As the stage commences, Romeo’s approach to Tybalt is much more considerate, but only for the fact that he is now related to Tybalt does he act this way. Tybalt, unaware of this, insults Romeo, calling him “a villain” (3.1.58), but Romeo refuses to respond to this rudeness because “the reason that [he] has to love [Tybalt does] excuse the appertaining rage” (3.1.59-60). Although Romeo walks away, Tybalt presses the fact that Romeo must duel him as he believes that Romeo has inflicted insult on him, but Romeo “protests [that he] never [has insulted Tybalt] but love [him] better than [he can] devise” (3.1.65-66). Romeo even goes so far as to saying that “Capulet [is a name] which he tenders as dearly as [his] own” (3.1.68-69). Instead of being irascible by Tybalt, Romeo acts very placidly in his circumstance and tries to explain that his love prevents him from resorting to violence.

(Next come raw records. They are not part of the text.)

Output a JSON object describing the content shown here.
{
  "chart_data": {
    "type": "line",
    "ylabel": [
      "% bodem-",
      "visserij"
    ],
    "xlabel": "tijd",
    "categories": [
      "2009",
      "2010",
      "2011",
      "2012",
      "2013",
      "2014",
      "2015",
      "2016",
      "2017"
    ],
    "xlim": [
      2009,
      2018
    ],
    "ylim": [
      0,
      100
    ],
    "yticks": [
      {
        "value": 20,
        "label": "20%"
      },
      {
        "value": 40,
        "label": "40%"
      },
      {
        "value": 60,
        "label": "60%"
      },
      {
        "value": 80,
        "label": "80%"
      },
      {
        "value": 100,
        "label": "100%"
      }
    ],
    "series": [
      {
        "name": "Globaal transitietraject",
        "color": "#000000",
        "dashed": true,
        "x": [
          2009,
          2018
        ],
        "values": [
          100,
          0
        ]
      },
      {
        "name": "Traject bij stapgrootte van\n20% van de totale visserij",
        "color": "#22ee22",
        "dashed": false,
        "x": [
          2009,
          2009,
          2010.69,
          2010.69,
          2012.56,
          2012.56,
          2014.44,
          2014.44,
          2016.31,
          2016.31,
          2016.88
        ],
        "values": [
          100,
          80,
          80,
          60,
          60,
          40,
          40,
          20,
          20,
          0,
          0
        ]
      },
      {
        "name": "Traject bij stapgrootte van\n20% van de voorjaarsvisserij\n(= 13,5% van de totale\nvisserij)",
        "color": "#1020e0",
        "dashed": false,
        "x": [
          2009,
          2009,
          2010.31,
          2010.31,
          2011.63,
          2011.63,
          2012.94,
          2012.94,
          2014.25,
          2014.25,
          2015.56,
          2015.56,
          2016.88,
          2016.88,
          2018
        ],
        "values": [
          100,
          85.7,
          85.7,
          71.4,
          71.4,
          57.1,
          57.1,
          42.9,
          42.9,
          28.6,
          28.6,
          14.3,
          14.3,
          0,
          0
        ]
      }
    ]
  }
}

When the conflict between Mercutio and Tybalt begins to culminate, Romeo attempts to put an end to it. As Tybalt is drawing his sword to engage Mercutio, Romeo tells “Mercutio [to] put [his sword down]” (3.1.80), but it is futile and they continue to battle. Romeo tries, in vain, to intervene once again, and he argues that “the prince [has] expressly forbid [fighting] in Verona streets” (3.1.84-85). This, however, does not affect the two, so Romeo steps between the two in order to stop the fighting, but he does not realize that Tybalt has stabbed Mercutio. Mercutio makes his wound seem insignificant, and no one believes that he has been mortally wounded until it is too late, and Mercutio becomes deceased. Even though Romeo is a Montague, he refrains from involving himself in the violence taking place and tries to become a peace-maker between the foes.

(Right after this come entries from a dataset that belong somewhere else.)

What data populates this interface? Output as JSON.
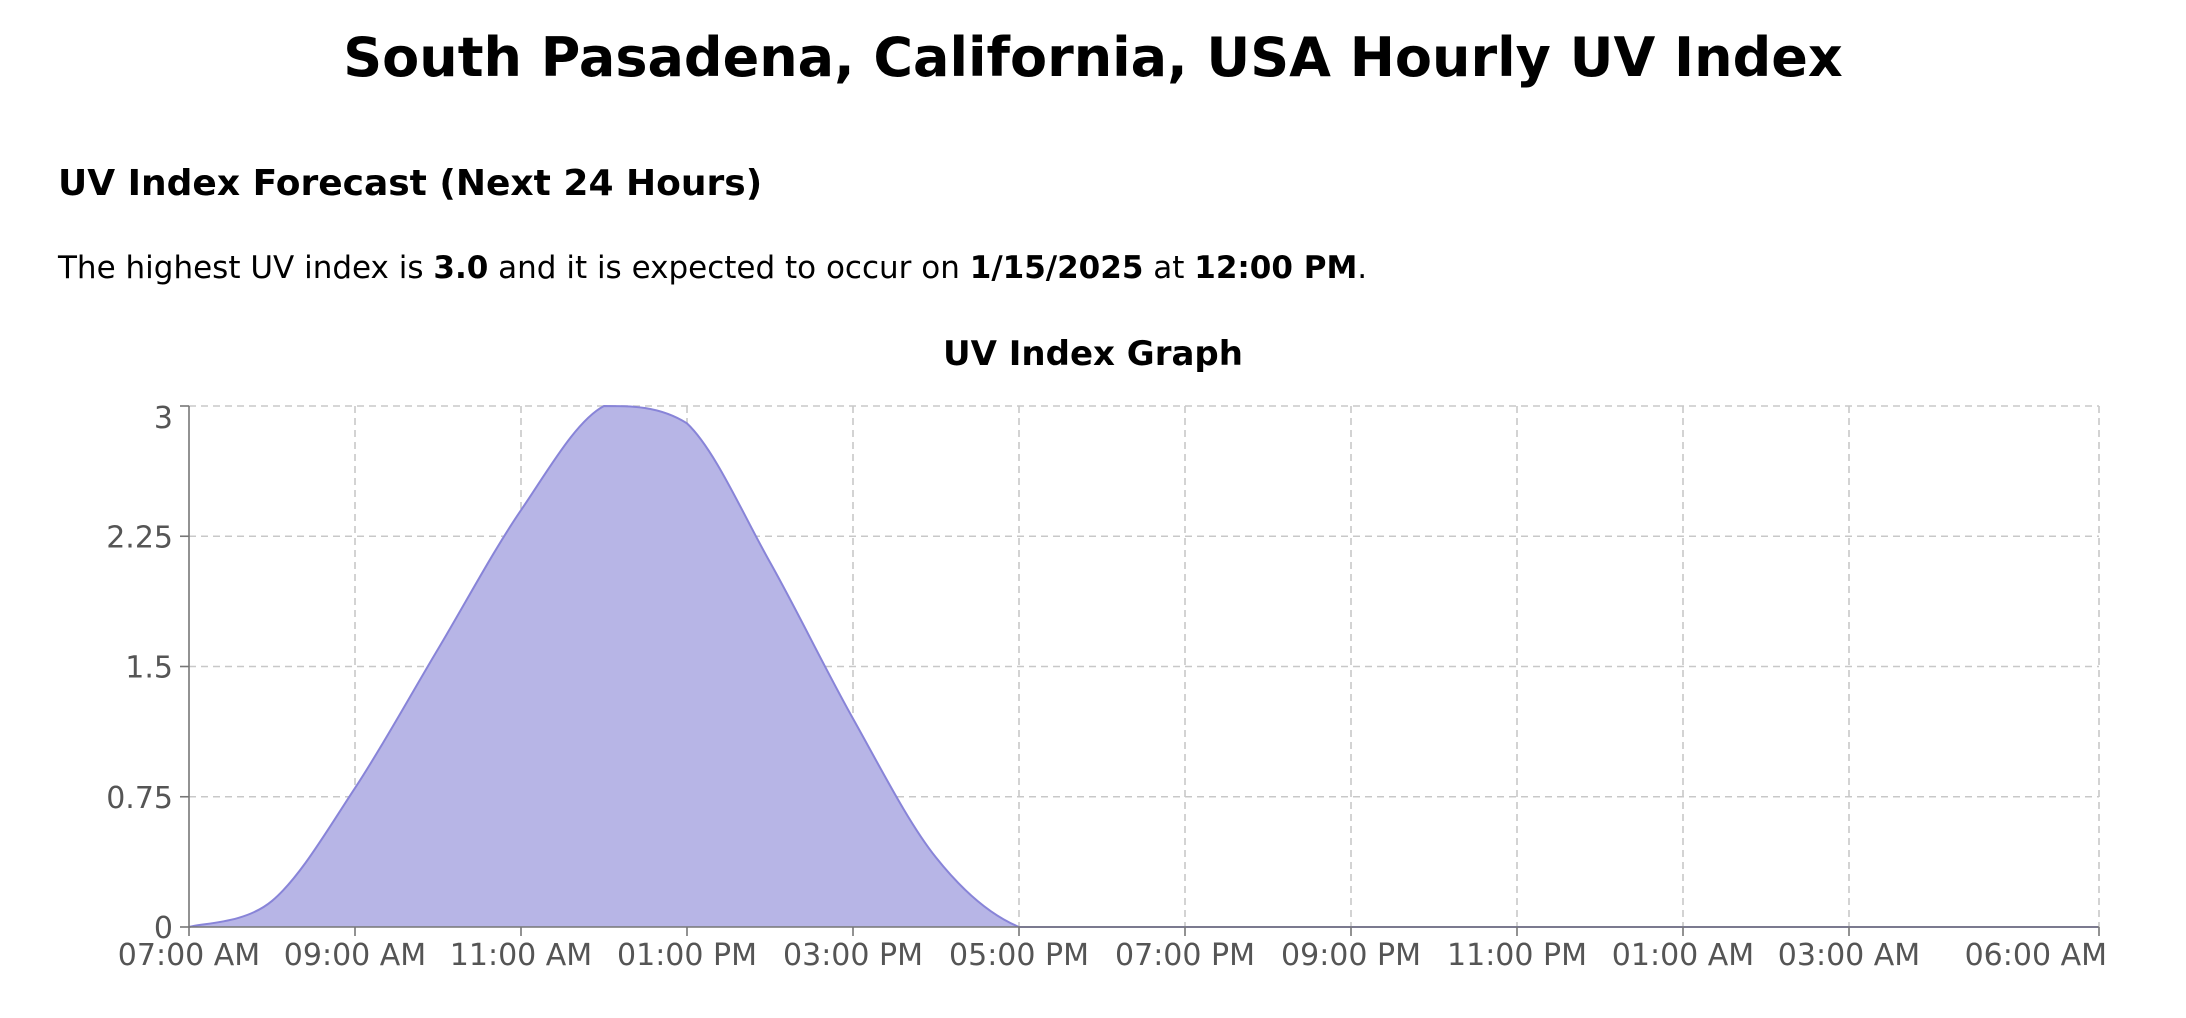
{
  "page": {
    "title": "South Pasadena, California, USA Hourly UV Index"
  },
  "forecast": {
    "heading": "UV Index Forecast (Next 24 Hours)",
    "text_before_max": "The highest UV index is ",
    "max_uv": "3.0",
    "text_before_date": " and it is expected to occur on ",
    "date": "1/15/2025",
    "text_before_time": " at ",
    "time": "12:00 PM",
    "text_end": "."
  },
  "chart_data": {
    "type": "area",
    "title": "UV Index Graph",
    "xlabel": "",
    "ylabel": "",
    "x_unit": "hour of forecast window, 07:00 AM on 1/15/2025 through 06:00 AM the next day",
    "x_tick_labels": [
      "07:00 AM",
      "09:00 AM",
      "11:00 AM",
      "01:00 PM",
      "03:00 PM",
      "05:00 PM",
      "07:00 PM",
      "09:00 PM",
      "11:00 PM",
      "01:00 AM",
      "03:00 AM",
      "06:00 AM"
    ],
    "y_ticks": [
      0,
      0.75,
      1.5,
      2.25,
      3
    ],
    "y_tick_labels": [
      "0",
      "0.75",
      "1.5",
      "2.25",
      "3"
    ],
    "ylim": [
      0,
      3
    ],
    "grid": true,
    "fill_color": "#b7b5e6",
    "line_color": "#8884d8",
    "series": [
      {
        "x": [
          "07:00 AM",
          "08:00 AM",
          "09:00 AM",
          "10:00 AM",
          "11:00 AM",
          "12:00 PM",
          "01:00 PM",
          "02:00 PM",
          "03:00 PM",
          "04:00 PM",
          "05:00 PM",
          "06:00 PM",
          "07:00 PM",
          "08:00 PM",
          "09:00 PM",
          "10:00 PM",
          "11:00 PM",
          "12:00 AM",
          "01:00 AM",
          "02:00 AM",
          "03:00 AM",
          "04:00 AM",
          "05:00 AM",
          "06:00 AM"
        ],
        "values": [
          0.0,
          0.15,
          0.8,
          1.6,
          2.4,
          3.0,
          2.9,
          2.1,
          1.2,
          0.4,
          0.0,
          0.0,
          0.0,
          0.0,
          0.0,
          0.0,
          0.0,
          0.0,
          0.0,
          0.0,
          0.0,
          0.0,
          0.0,
          0.0
        ]
      }
    ]
  }
}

Romeo’s emotions suddenly change at the end of the clash between Mercutio and Tybalt when he learns Tybalt had taken Mercutio’s life. Romeo is enraged to learn that Mercutio is killed and knows that the outcome of what is going to occur will be decided in the days to come. Furthermore, he sets his mind on revenge, not the consequences of his actions. As Tybalt haughtily returns, Romeo is increasingly infuriated and overcome by these feelings, so he “[forgets] respective lenity” (3.1.119), and aims his sights on vengeance for the death of Mercutio. He is so enveloped in this idea that he does not comprehend the magnitude of what he is about to do, but he warns that “either [he] or [Tybalt] or both must go with [Mercutio] (3.1.125). This foreshadows the death, Tybalt’s death, which will be at the hands of Romeo. Mercutio’s death is the catalyst that pushes Romeo to undergo this change and ultimately take Tybalt’s life.

In conclusion, as a result of the uncontrollable events that take place, Romeo undergoes a development in character contradictory to that of his personality at the beginning of the scene. When Tybalt kills Mercutio, it causes Romeo to escalate to a point where he is capable of and does kill Tybalt in return for killing Mercutio. However, he does feel remorse for what he has done because he believes “[he is] fortune’s fool” (3.1.138) for being tricked by fate into making a decision that he thought was right, but in reality it was an error in judgment. The outcome of these actions not only causes pointless bloodshed in the eyes of others, it also allows Prince Escales to banish Romeo from Verona in order to stop the recurring tragedies induced by the Capulet and Montague households from recurring.